Hi,
On 2023-08-02 16:51:29 -0700, Matt Smiley wrote:
> I thought it might be helpful to share some more details from one of the
> case studies behind Nik's suggestion.
>
> Bursty contention on lock_manager lwlocks recently became a recurring cause
> of query throughput drops for GitLab.com, and we got to study the behavior
> via USDT and uprobe instrumentation along with more conventional
> observations (see
> https://gitlab.com/gitlab-com/gl-infra/scalability/-/issues/2301). This
> turned up some interesting finds, and I thought sharing some of that
> research might be helpful.
Hm, I'm curious whether you have a way to trigger the issue outside of your
prod environment. Mainly because I'm wondering if you're potentially hitting
the issue fixed in a4adc31f690 - we ended up not backpatching that fix, so
you'd not see the benefit unless you reproduced the load in 16+.

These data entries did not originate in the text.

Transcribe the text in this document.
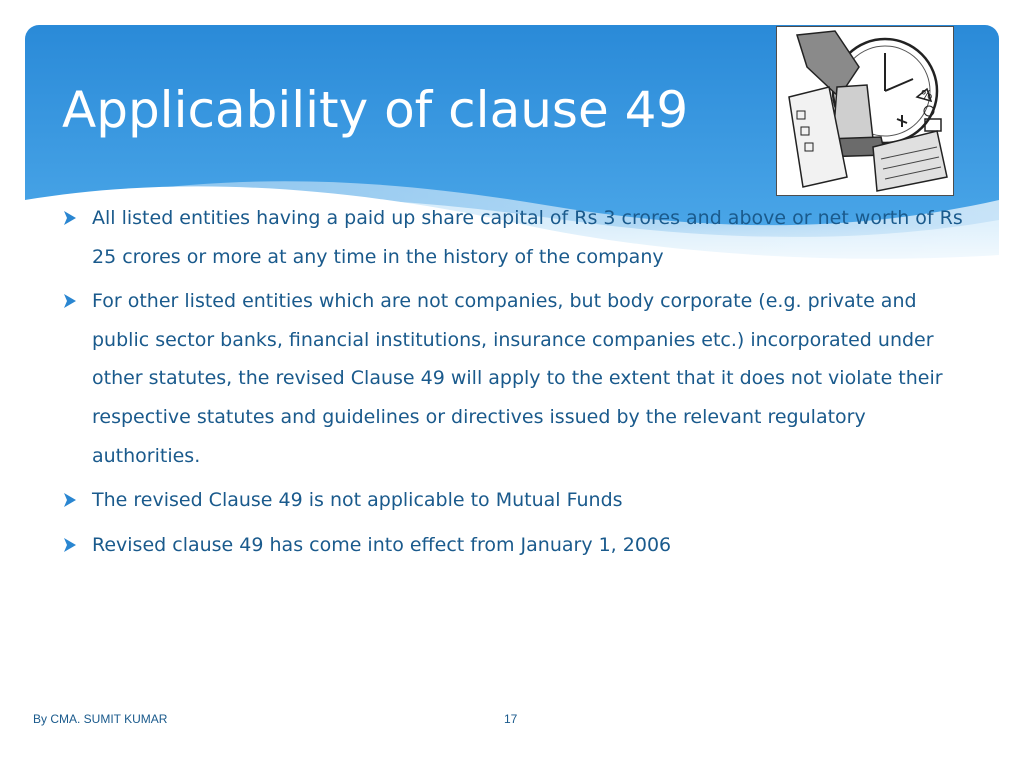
Applicability of clause 49	%
All listed entities having a paid up share capital of Rs 3 crores and above or net worth of Rs 25 crores or more at any time in the history of the company
For other listed entities which are not companies, but body corporate (e.g. private and public sector banks, financial institutions, insurance companies etc.) incorporated under other statutes, the revised Clause 49 will apply to the extent that it does not violate their respective statutes and guidelines or directives issued by the relevant regulatory authorities.
The revised Clause 49 is not applicable to Mutual Funds
Revised clause 49 has come into effect from January 1, 2006
By CMA. SUMIT KUMAR	17
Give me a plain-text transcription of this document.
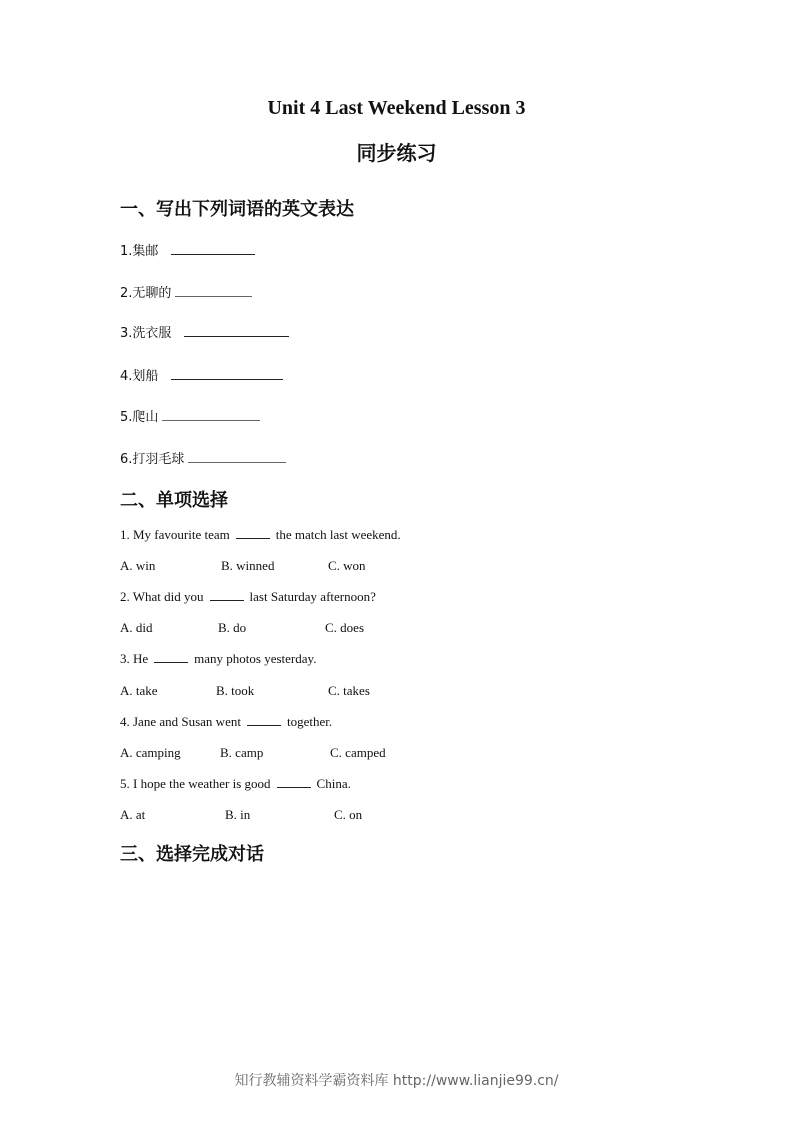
Unit 4 Last Weekend Lesson 3
同步练习
一、写出下列词语的英文表达
1.集邮
2.无聊的
3.洗衣服
4.划船
5.爬山
6.打羽毛球
二、单项选择
1. My favourite team	the match last weekend.
A. win	B. winned	C. won
2. What did you	last Saturday afternoon?
A. did	B. do	C. does
3. He	many photos yesterday.
A. take	B. took	C. takes
4. Jane and Susan went	together.
A. camping	B. camp	C. camped
5. I hope the weather is good	China.
A. at	B. in	C. on
三、选择完成对话
知行教辅资料学霸资料库 http://www.lianjie99.cn/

I'm also wondering if it's possible that the reason for the throughput drops
are possibly correlated with heavyweight contention or higher frequency access
to the pg_locks view. Deadlock checking and the locks view acquire locks on
all lock manager partitions... So if there's a bout of real lock contention
(for longer than deadlock_timeout)...
Given that most of your lock manager traffic comes from query planning - have
you evaluated using prepared statements more heavily?
Greetings,
Andres Freund